Atividade – Introdução ao Marketing

Dupla: Matheus Dias Camilo

Matricula: 607975

Etapa I -

01) Qual a importância do Marketing para as empresas?

O marketing se torna uma ferramenta de captura das intenções para as empresas,


sendo assim através dele é possível mapear os interesses dos clientes e fazer com
que todos sejam contemplados da melhor forma possível com o que é ofertado.
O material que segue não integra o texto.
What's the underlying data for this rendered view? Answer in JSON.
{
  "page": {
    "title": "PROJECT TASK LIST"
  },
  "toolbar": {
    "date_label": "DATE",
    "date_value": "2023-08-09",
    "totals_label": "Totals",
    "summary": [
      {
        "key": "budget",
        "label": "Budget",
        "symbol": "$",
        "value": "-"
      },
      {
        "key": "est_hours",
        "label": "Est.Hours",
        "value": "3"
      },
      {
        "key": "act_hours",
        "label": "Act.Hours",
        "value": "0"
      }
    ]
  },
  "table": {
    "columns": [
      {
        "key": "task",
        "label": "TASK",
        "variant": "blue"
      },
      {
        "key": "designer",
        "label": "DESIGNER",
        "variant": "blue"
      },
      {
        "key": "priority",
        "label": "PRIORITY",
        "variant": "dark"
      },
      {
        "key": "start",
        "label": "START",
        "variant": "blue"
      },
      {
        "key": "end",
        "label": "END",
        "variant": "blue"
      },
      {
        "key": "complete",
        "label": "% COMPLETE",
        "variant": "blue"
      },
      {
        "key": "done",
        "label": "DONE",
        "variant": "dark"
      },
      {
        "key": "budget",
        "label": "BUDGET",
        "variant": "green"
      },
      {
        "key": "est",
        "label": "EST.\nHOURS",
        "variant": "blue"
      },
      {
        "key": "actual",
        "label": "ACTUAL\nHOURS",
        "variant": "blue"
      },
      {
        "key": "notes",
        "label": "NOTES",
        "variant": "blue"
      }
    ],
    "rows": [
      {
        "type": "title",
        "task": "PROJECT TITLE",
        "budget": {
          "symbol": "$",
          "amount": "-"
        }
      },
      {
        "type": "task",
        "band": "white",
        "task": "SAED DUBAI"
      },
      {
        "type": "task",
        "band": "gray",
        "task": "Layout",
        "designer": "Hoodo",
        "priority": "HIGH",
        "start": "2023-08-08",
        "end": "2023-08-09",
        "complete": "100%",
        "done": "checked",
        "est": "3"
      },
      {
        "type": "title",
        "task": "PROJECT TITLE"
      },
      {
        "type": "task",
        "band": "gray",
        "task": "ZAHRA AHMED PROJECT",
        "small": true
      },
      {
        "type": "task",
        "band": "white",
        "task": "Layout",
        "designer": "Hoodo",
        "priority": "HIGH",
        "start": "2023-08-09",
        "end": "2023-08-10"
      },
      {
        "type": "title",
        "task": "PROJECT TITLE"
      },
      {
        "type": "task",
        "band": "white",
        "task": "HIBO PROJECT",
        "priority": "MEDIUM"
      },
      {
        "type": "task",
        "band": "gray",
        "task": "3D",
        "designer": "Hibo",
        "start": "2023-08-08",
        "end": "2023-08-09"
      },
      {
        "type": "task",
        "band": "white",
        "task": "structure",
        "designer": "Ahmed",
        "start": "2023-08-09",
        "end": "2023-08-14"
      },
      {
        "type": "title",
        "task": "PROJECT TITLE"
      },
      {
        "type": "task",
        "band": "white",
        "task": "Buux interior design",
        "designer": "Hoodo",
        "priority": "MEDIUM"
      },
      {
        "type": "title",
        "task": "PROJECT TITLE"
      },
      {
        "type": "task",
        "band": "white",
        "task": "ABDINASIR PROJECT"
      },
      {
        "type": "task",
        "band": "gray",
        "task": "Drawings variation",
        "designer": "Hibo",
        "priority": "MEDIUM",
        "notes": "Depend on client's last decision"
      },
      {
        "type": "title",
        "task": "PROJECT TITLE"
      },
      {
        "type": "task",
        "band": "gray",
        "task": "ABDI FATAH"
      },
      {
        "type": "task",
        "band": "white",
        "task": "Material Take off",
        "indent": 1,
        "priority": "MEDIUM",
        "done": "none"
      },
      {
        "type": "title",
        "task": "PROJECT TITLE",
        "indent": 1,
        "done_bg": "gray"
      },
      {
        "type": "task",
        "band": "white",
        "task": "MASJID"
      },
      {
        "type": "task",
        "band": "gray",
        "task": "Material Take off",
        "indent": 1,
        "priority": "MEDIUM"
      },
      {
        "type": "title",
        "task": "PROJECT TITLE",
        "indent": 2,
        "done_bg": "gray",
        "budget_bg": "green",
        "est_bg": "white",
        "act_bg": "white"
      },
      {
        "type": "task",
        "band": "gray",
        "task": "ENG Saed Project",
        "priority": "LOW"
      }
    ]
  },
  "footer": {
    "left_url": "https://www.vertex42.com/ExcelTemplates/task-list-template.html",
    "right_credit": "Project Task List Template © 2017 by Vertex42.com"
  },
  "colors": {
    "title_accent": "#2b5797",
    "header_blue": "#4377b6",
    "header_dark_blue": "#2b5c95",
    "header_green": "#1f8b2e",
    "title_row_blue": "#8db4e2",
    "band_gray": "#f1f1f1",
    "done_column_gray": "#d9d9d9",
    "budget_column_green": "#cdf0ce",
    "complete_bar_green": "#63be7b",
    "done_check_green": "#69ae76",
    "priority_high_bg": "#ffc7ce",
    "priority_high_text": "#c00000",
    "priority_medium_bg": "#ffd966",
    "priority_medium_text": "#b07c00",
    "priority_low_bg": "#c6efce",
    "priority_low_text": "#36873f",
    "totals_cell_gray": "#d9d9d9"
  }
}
02) Conforme Peter Drucker “... o objetivo do marketing é tornar supérfluo o


esforço de venda”. Explique essa frase.

Esta frase mostra que se o objetivo do marketing for atingido a venda se torna
natural, pois a estrutura montada para isso contribui para isso, desta forma temos um
processo de vendas assertivo e menos invasivo ao cliente.

03) Qual a proposta de atuação da empresa que trabalha, cada um da dupla, com
relação ao mercado? Vocês analisam que é a proposta ideal? Qual sugerem?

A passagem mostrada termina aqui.